Para Ilona, por su parte, Abdul era ese hermano menor que nunca tuvo y cuya vida le producía secreta satisfacción orientar. Había en ella una mezcla de complicidad sensual y de sutil dominio ejercido con destreza esencialmente femenina. En cambio, la relación con Maqroll significaba para Ilona un perpetuo reto y una continua sorpresa. Nunca había conseguido asir, así fuera por un instante, alguien por quien sentía evidente atracción y cuyo enigma superaba la eficaz y apretada red de su inteligencia premonitoria de hechicera. Con Maqroll todo quedaba pendiente y nada se cumplía a cabalidad. Los cabos sueltos tornaban a intrigarla, despertando su curiosidad por el personaje. Con Abdul, en cambio, todo se formalizaba dentro de un orden cuyo escueto diseño, que no excluía la aventura y el riesgo, la mantenía dentro de cauces que jamas escapaban a su amorosa inteligencia. Que los celos no hubieran asomado jamás su tortuosa silueta para separar al trío, era fácilmente explicable para quienes conocían esos distintos matices de su relación. La desaparición de Ilona dejaba un vacío que, sin separar a los dos amigos, les despojaba de un intermediario que había facilitado y hecho más amable el manejo de situaciones cuya gravedad siempre acababa disolviéndose por obra del saludable sentido común y el indeclinable amor a la vida de su común amiga y amante.

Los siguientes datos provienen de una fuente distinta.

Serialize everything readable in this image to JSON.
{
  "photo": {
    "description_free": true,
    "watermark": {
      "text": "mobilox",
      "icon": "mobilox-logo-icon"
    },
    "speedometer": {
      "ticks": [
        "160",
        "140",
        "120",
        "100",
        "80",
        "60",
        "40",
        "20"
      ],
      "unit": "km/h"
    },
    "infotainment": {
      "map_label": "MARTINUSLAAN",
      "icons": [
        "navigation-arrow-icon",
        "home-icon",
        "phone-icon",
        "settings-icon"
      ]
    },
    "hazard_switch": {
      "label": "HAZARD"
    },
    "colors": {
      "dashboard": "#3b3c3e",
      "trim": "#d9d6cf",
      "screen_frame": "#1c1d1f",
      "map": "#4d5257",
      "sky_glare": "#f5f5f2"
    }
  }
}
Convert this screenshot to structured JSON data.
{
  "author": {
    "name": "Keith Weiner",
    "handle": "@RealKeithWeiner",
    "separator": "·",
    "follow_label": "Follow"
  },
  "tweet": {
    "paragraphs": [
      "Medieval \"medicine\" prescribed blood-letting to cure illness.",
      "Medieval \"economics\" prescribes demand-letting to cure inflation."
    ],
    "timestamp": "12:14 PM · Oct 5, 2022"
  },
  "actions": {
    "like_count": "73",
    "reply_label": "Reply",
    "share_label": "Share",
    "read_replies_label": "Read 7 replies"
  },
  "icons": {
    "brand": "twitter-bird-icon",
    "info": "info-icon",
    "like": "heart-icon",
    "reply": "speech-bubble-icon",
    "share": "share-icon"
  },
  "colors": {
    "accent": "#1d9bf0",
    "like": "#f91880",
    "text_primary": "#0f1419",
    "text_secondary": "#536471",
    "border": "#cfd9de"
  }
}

El viaje a Vancouver estuvo así, teñido por la turbia torpeza que deja la muerte de alguien a quien hemos amado sin reservas y que formaba parte de la más firme substancia de nuestro existir.
Ya sin Ilona y su amorosa pero sutil vigilancia, Abdul Bashur, con el paso del tiempo, se fue inclinando cada vez más a seguir los pasos del Gaviero, asumiendo su deshilvanada errancia y el gusto por aceptar el destino sin medir el alcance de sus ocultos designios. Por este camino, Abdul, movido por el secular atavismo de su sangre trashumante, descendió, si no más hondo, al menos a las mismas tinieblas abismales visitadas por Maqroll. Era como si hubiese perdido un freno, un asidero que lo detenía en lo pendiente de su querencia al desastre.»